Emmys 2012: 'The Big Bang Theory's' Mayim Bialik -- a Smart Bet (Q&A)
For the former "Blossom" star and current neuroscientist (really!), her first nomination is a career big bang.
Since joining CBS' The Big Bang Theory at the end of its third season, Mayim Bialik, 36, has trod carefully as Amy Farrah Fowler, the eventual love interest to Emmy winner Jim Parsons' Dr. Sheldon Cooper.
The first-time Emmy nominee (for supporting actress in a comedy) has boldly gone where nobody has gone before -- getting the notoriously self-obsessed Sheldon to mutter five game-changing words: "Will you be my girlfriend?" Without a seasonlong trajectory to rely on, the former Blossom star says it's the limited knowledge of what lies ahead that keeps the romance fresh.
The Hollywood Reporter: You've done everything on the show from play the harp to work with a smoking monkey. Is there a scene from this past season that stands out as being particularly challenging?
Mayim Bialik: Two scenes in particular were extremely difficult: The first was the cuddling scene where Amy and Sheldon have the most awkward cuddle on the planet. Figuring out the mechanics of that -- any time there's physical comedy, it's a challenge: Where do we want the laughs? Where will laughs go over the actual meaning in what we're trying to do? The second scene was the one where I'm making dinner for Sheldon. It was really unclear which way the writers wanted Sheldon to go. That's really the complexity that we play with all year: Is he into this relationship, or is he being pulled along? Is he oblivious? All of that came out in both of those scenes. Those scenes are the hardest, where every single thing matters.
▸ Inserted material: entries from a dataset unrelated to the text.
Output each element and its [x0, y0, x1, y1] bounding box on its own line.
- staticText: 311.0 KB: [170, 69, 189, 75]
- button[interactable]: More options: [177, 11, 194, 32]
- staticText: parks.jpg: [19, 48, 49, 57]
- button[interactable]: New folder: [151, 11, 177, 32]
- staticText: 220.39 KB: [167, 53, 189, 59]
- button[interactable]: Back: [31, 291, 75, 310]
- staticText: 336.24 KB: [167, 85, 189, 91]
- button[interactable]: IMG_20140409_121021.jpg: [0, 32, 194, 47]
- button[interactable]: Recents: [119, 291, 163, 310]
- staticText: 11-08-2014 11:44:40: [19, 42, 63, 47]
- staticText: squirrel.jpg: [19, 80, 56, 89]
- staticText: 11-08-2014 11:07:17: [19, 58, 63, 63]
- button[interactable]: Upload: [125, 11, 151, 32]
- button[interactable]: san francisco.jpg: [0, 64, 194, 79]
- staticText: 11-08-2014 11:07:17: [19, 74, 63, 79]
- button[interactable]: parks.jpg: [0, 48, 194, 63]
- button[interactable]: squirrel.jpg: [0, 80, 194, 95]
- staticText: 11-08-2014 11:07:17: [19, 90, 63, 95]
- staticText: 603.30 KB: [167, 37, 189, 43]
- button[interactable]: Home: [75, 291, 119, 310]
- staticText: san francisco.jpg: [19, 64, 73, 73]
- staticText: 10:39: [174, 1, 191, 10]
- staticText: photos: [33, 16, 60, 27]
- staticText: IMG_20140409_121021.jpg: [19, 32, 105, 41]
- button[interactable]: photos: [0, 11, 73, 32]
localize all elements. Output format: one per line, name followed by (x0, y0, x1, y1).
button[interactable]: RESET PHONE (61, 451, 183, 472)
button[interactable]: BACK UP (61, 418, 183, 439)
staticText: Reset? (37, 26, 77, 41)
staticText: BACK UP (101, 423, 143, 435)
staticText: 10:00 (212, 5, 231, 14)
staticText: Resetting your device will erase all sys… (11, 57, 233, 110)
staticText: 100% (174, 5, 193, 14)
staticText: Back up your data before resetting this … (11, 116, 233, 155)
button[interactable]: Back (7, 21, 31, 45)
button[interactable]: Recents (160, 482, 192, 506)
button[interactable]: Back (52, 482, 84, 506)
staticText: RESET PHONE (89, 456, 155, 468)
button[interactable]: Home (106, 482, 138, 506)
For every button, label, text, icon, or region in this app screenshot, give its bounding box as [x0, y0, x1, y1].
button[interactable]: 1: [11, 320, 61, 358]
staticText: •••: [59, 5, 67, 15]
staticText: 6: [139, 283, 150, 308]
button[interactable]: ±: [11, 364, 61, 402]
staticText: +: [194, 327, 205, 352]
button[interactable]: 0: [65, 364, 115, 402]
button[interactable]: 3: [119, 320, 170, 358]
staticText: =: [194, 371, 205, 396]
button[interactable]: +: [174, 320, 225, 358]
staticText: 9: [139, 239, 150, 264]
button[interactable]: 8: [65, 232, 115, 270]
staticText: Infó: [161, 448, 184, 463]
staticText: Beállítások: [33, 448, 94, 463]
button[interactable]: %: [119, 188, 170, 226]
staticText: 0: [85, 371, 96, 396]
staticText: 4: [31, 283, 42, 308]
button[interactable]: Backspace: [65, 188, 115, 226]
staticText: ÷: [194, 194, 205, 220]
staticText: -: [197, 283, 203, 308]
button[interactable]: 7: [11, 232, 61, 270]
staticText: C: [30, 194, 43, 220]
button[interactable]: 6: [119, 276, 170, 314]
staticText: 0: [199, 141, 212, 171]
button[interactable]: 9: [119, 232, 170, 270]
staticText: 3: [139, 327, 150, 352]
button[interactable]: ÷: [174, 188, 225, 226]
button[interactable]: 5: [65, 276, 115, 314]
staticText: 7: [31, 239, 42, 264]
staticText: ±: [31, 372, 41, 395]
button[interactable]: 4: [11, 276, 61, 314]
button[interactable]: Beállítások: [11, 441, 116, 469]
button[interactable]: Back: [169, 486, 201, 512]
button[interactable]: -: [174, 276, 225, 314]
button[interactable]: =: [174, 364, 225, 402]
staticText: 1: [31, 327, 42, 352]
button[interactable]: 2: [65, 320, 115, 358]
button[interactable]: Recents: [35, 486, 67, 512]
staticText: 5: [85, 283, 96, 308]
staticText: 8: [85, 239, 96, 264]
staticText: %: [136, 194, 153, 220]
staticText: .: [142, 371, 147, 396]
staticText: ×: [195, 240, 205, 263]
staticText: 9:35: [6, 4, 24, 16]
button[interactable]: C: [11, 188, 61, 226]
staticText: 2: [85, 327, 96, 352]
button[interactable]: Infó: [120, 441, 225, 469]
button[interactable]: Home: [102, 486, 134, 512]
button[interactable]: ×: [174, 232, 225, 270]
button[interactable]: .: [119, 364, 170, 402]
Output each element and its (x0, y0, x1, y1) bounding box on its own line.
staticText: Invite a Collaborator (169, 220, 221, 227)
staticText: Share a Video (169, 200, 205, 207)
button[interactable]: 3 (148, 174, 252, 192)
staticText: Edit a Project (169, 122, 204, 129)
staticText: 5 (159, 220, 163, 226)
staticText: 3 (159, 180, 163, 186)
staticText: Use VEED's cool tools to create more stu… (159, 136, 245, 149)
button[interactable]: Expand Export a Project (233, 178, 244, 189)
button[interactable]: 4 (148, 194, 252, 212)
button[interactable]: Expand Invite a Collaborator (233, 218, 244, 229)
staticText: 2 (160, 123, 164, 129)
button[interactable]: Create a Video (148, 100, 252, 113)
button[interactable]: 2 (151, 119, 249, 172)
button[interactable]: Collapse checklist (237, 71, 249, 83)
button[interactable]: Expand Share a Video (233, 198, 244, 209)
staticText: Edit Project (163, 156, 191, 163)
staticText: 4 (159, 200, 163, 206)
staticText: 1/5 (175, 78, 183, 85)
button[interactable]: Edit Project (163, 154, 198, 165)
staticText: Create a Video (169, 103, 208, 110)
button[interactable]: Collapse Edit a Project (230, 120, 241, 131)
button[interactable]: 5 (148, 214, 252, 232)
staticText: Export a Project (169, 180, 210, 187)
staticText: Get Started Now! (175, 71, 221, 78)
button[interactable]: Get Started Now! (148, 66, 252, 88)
THR: How do you prepare to play a character -- and explore romance -- without knowing what the trajectory is?
Bialik: The innocence of not knowing where it's going allows for the innocence of this character; she really lives week to week. We'll see her character kind of swing between really engaging actively with Sheldon and then pulling back. There are weeks when all of us have smaller parts than others. Others are times when our characters also get to retreat emotionally. That's part of the ups and downs of this show.
THR: You and Jim both have spoken frequently about the bond you share as actors and friends -- which is pretty rare.
Bialik: It's a really lucky coincidence. As in any job, there are some people you enjoy working with, and there are some people you admire, and there are some people you think are funny, and there are some people you think are intelligent. Jim is all of those things for me. For all of the interest that we have in Jim Parsons as an actor and as a person, it's nice for fans also to be able to picture him being friends with me.
THR: You've got a doctorate degree in neuroscience from UCLA. How much does that help you prepare for Amy's technical dialogue?
Bialik: That vernacular comes easily. I memorize things as concepts; whereas, when Johnny Galecki and Jim have science words, they literally memorize them just like words of the English language that are made of letters. There's definitely a difference in how we go about it. But Jim is just as convincing as a physicist as I am as a neurobiologist.
THR: Dr. David Saltzberg assists the show as a science adviser, but do you throw in your two cents when reviewing the science material featured in the scripts?
Bialik: I'm generally intimidated by adults. (Laughs.) When things aren't right, I get a little twitch. Sometimes they'll say: "Is this right? Is something wrong? What's wrong? Can you fix that? Fix it and e-mail it." I'm just a general nerd-ball person. A lot of times on our set there's a lot of nerd discussion and weighing in -- not with the other castmembers because they're all busy being cool -- but between me and executive producer Bill Prady and Dr. Saltzberg. Sometimes we'll have nerd discussions about accuracy.
THR: Is there an example that stands out?
Bialik: There was an episode where Raj [Kunal Nayyar] starts taking anti-anxiety pills. It was supposed to be a sample from a lab, and they had it in a prescription bottle. We had this debate of whether it would read as medication if it's in a tiny bag or if it would look like cocaine. That was a case where, for the purposes of the script, we had to have it in a prescription bottle so that it would read visually. The Amy lab stuff is hardest -- not because Dr. Saltzberg doesn't know neuroscience but for the purposes of things visually working and being funny; there's often a lot of discussion about what activities could we be doing in the lab and what's accurate. Can you count spores in the same lab that you dissect the midbrain?
THR: Amy gets a lot of laughs from physical comedy, including her lack of fashion and all-around awkwardness. Where does that come from?
Bialik: I was raised on the purest comedy there is: I Love Lucy. I was raised watching Three's Company and sitcoms of the '70s and '80s. I am a physical person anyway, and once you're playing an awkward character, you can't just have them be quiet and mousey; there has to be something physical about a quiet character like that. For a lot of our actors, there has to be a tremendous physicality to the awkwardness of this kind of character.
THR: Do you see your nomination as vindication for critics who may have decried the show's increased focus on female characters?
Bialik: We're showing such a broad variety of the female experience that I really think that diffuses any criticism.
The Big Bang Theory returns at 8 p.m. Thursday, Sept. 27, on CBS.